The Coming Upheaval

As mentioned before, there are a number of determinants or factors behind our social reality such as race, repression, economics, power, beliefs, and institutions which all have to be accounted for and brought together in the way of a comprehensive explanation or understanding of social reality. But the common thread which runs through all of these determinants or factors behind our social reality is the conclusion or the inference that what buoys and keeps the social reality up must also bring it down. Hence, the complexity, paradox, and uncertainty of our time.

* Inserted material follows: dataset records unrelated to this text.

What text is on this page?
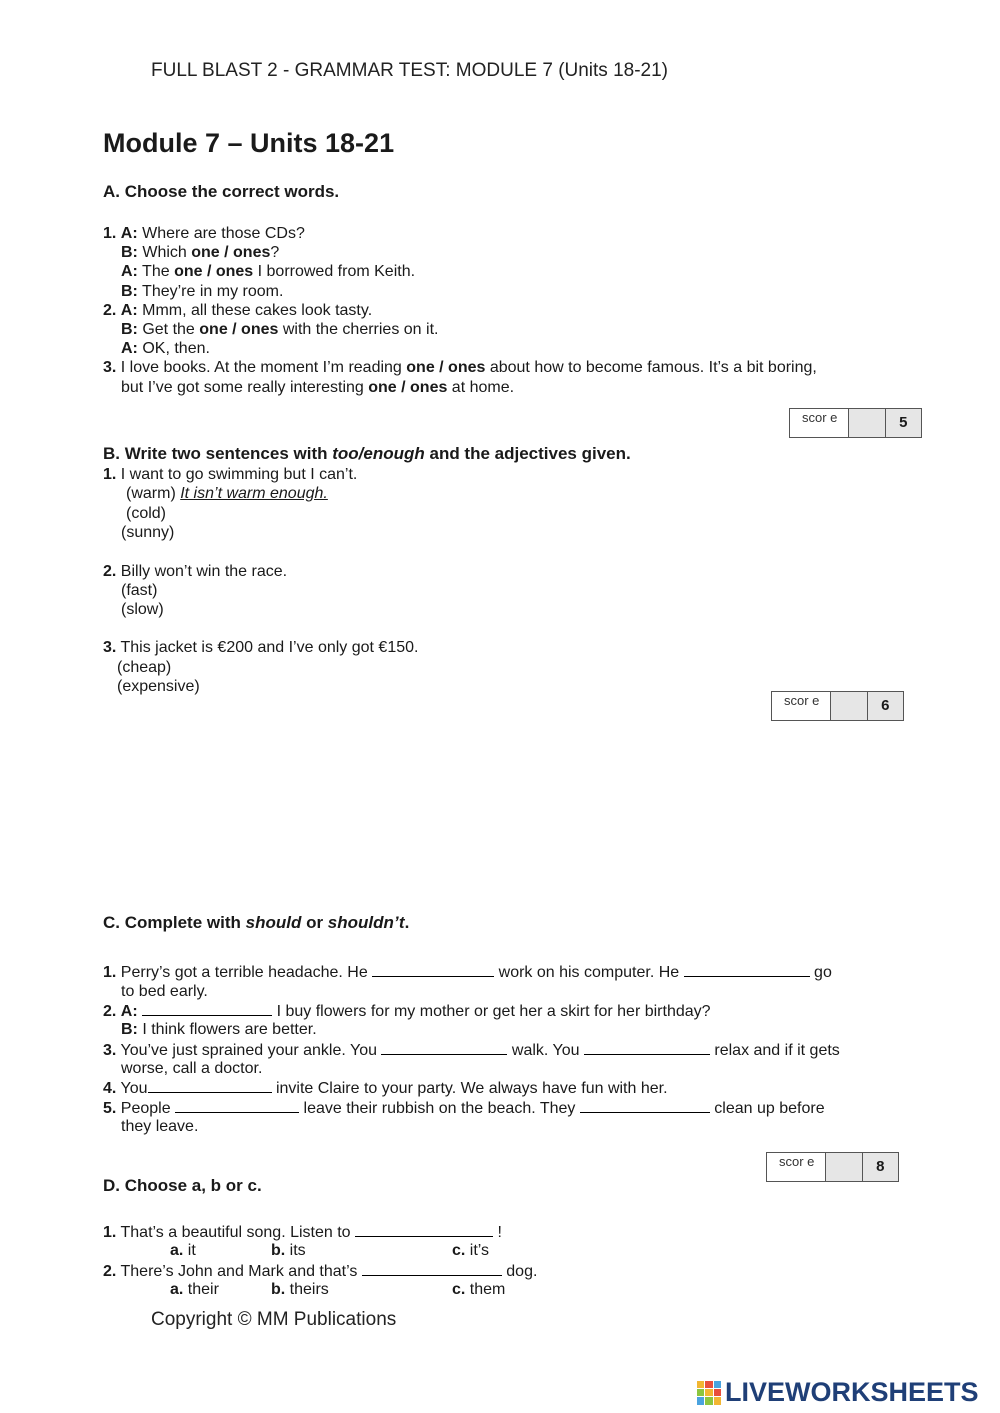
FULL BLAST 2 - GRAMMAR TEST: MODULE 7 (Units 18-21)
Module 7 – Units 18-21
A. Choose the correct words.
1. A: Where are those CDs?
B: Which one / ones?
A: The one / ones I borrowed from Keith.
B: They’re in my room.
2. A: Mmm, all these cakes look tasty.
B: Get the one / ones with the cherries on it.
A: OK, then.
3. I love books. At the moment I’m reading one / ones about how to become famous. It’s a bit boring,
but I’ve got some really interesting one / ones at home.
scor e	5
B. Write two sentences with too/enough and the adjectives given.
1. I want to go swimming but I can’t.
(warm) It isn’t warm enough.
(cold)
(sunny)
2. Billy won’t win the race.
(fast)
(slow)
3. This jacket is €200 and I’ve only got €150.
(cheap)
(expensive)
scor e	6
C. Complete with should or shouldn’t.
1. Perry’s got a terrible headache. He	work on his computer. He	go
to bed early.
2. A:	I buy flowers for my mother or get her a skirt for her birthday?
B: I think flowers are better.
3. You’ve just sprained your ankle. You	walk. You	relax and if it gets
worse, call a doctor.
4. You	invite Claire to your party. We always have fun with her.
5. People	leave their rubbish on the beach. They	clean up before
they leave.
scor e	8
D. Choose a, b or c.
1. That’s a beautiful song. Listen to	!
a. it	b. its	c. it’s
2. There’s John and Mark and that’s	dog.
a. their	b. theirs	c. them
Copyright © MM Publications
LIVEWORKSHEETS
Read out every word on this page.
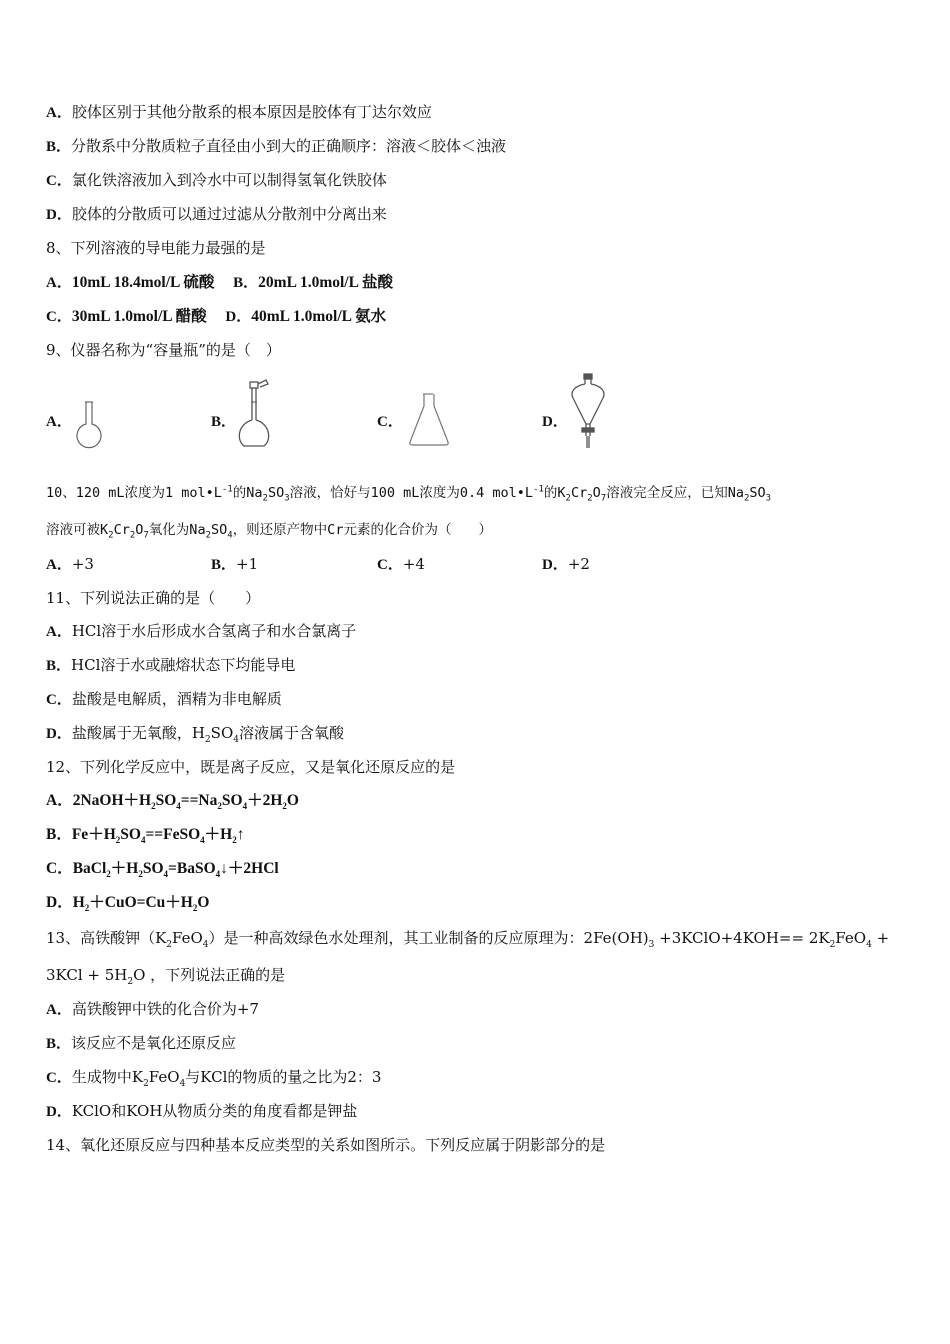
A．胶体区别于其他分散系的根本原因是胶体有丁达尔效应
B．分散系中分散质粒子直径由小到大的正确顺序：溶液＜胶体＜浊液
C．氯化铁溶液加入到冷水中可以制得氢氧化铁胶体
D．胶体的分散质可以通过过滤从分散剂中分离出来
8、下列溶液的导电能力最强的是
A．10mL 18.4mol/L 硫酸 B．20mL 1.0mol/L 盐酸
C．30mL 1.0mol/L 醋酸 D．40mL 1.0mol/L 氨水
9、仪器名称为“容量瓶”的是（　）
A．	B．	C．	D．
10、120 mL浓度为1 $mol•L^{-1}$的$Na_2SO_3$溶液，恰好与100 mL浓度为0.4 $mol•L^{-1}$的$K_2Cr_2O_7$溶液完全反应，已知$Na_2SO_3$
溶液可被$K_2Cr_2O_7$氧化为$Na_2SO_4$，则还原产物中Cr元素的化合价为（　　）
A．+3	B．+1	C．+4	D．+2
11、下列说法正确的是（　　）
A．HCl溶于水后形成水合氢离子和水合氯离子
B．HCl溶于水或融熔状态下均能导电
C．盐酸是电解质，酒精为非电解质
D．盐酸属于无氧酸，$H_2SO_4$溶液属于含氧酸
12、下列化学反应中，既是离子反应，又是氧化还原反应的是
A．$2NaOH+H_2SO_4==Na_2SO_4+2H_2O$
B．$Fe+H_2SO_4==FeSO_4+H_2↑$
C．$BaCl_2+H_2SO_4=BaSO_4↓+2HCl$
D．$H_2+CuO=Cu+H_2O$
13、高铁酸钾$(K_2FeO_4)$是一种高效绿色水处理剂，其工业制备的反应原理为：$2Fe(OH)_3$ +3KClO+4KOH== $2K_2FeO_4$ +
$3KCl + 5H_2O$ ，下列说法正确的是
A．高铁酸钾中铁的化合价为+7
B．该反应不是氧化还原反应
C．生成物中$K_2FeO_4$与KCl的物质的量之比为2：3
D．KClO和KOH从物质分类的角度看都是钾盐
14、氧化还原反应与四种基本反应类型的关系如图所示。下列反应属于阴影部分的是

This conclusion, inference, and paradox of “what goes up must come down” is most pronounced in Karl Marx’s conclusion or inference regarding the basic relationship between capital and labor that is at the heart of our prevailing system and is in in turn is the relationship that perhaps determines or shapes all the other factors of our social reality.  

As Marx argued: “Capital is…not only a sum of material products; it is a sum of commodities, of exchange values, of social magnitudes.” In turn, capital becomes capital by being “an independent social power, that is, as the power of a portion of society, by means of its exchange for direct, living labour power.” Creditors and central banks, for instance, demonstrate their ‘independent social power’ by virtue of becoming the main purveyor of credit, as certain economists and historians have highlighted. Leaders and policymakers then have to deflect attention away from this reality through propaganda and mania. As John Maynard Keynes once said: “It’s the art of statesmanship to tell lies but they must be ‘plausible lies.’” It follows that: “Once you enter the realm of plausible lies, you are in the realm of real-world policy.” 

Certain scholars and thinkers have also drawn parallels between our current situation with the situation that developed in Rome as it approached its imperial collapse many centuries ago. As Michael Hudson wrote: “While the narrow ruling class benefited financially from Rome’s empire, the domestic debt burden led to constant civil warfare and helped concentrate landholdings into vast latifundia, which Pliny blamed for being ‘the ruin of Rome.’” Hudson added:

“Rome’s collapse into a Dark Age of subsistence production is the most relevant lesson to be drawn from ancient empire-building. Rome, with its imperial center’s domestic debt burden, polarization of wealth and bleeding of its allies, can be viewed as a precursor of today’s American empire. Rome’s resulting collapse into serfdom stands as a warning to civilization to avoid the dangers inherent in today’s similar financial and oligarchic polarization.” 

Since World War II, the United States used its unipolar power in the international system to “subjugate” other economies and to thwart their ability to achieve “self-sufficiency” through various ways and means in an effort to prevent these economies from competing with the United States. Both economic and military instruments were used by the United States in order to foster and sustain this general state of dependence and subjugation on the part of other nations, all of which in turn drove the United States into the dangerous “debtor status” that it faces today. 

But as Hudson noted, the United States has sought to turn its debt into a boon rather than a bane by getting other countries to lend their dollar inflows to the United States for “Treasury Securities” or “Treasury IOUs.” And in a sense, this circling or dancing around the debt in order to perpetuate an international system based on dependence and subjugation towards the United States through the diversion of foreign-held dollars for “Treasury IOUs” is a “House of Cards” that may collapse depending on how a largely complex, paradoxical, and uncertain situation plays out. One of the ways by which this delicate dance around the U.S. debt can collapse is if other countries decide that their economic interdependence – which the United States is separated from due to its geographical isolation and its largely independent market – translates into an alternative currency in order to settle their “mutual obligations.” In turn, this circling and delicate dance also has to take an evolving international system and a “multipolar” world into account, which means that changes and shifts are in the cards as a result of a delicate dance now becoming a walk on a tightrope for a number of the parties involved.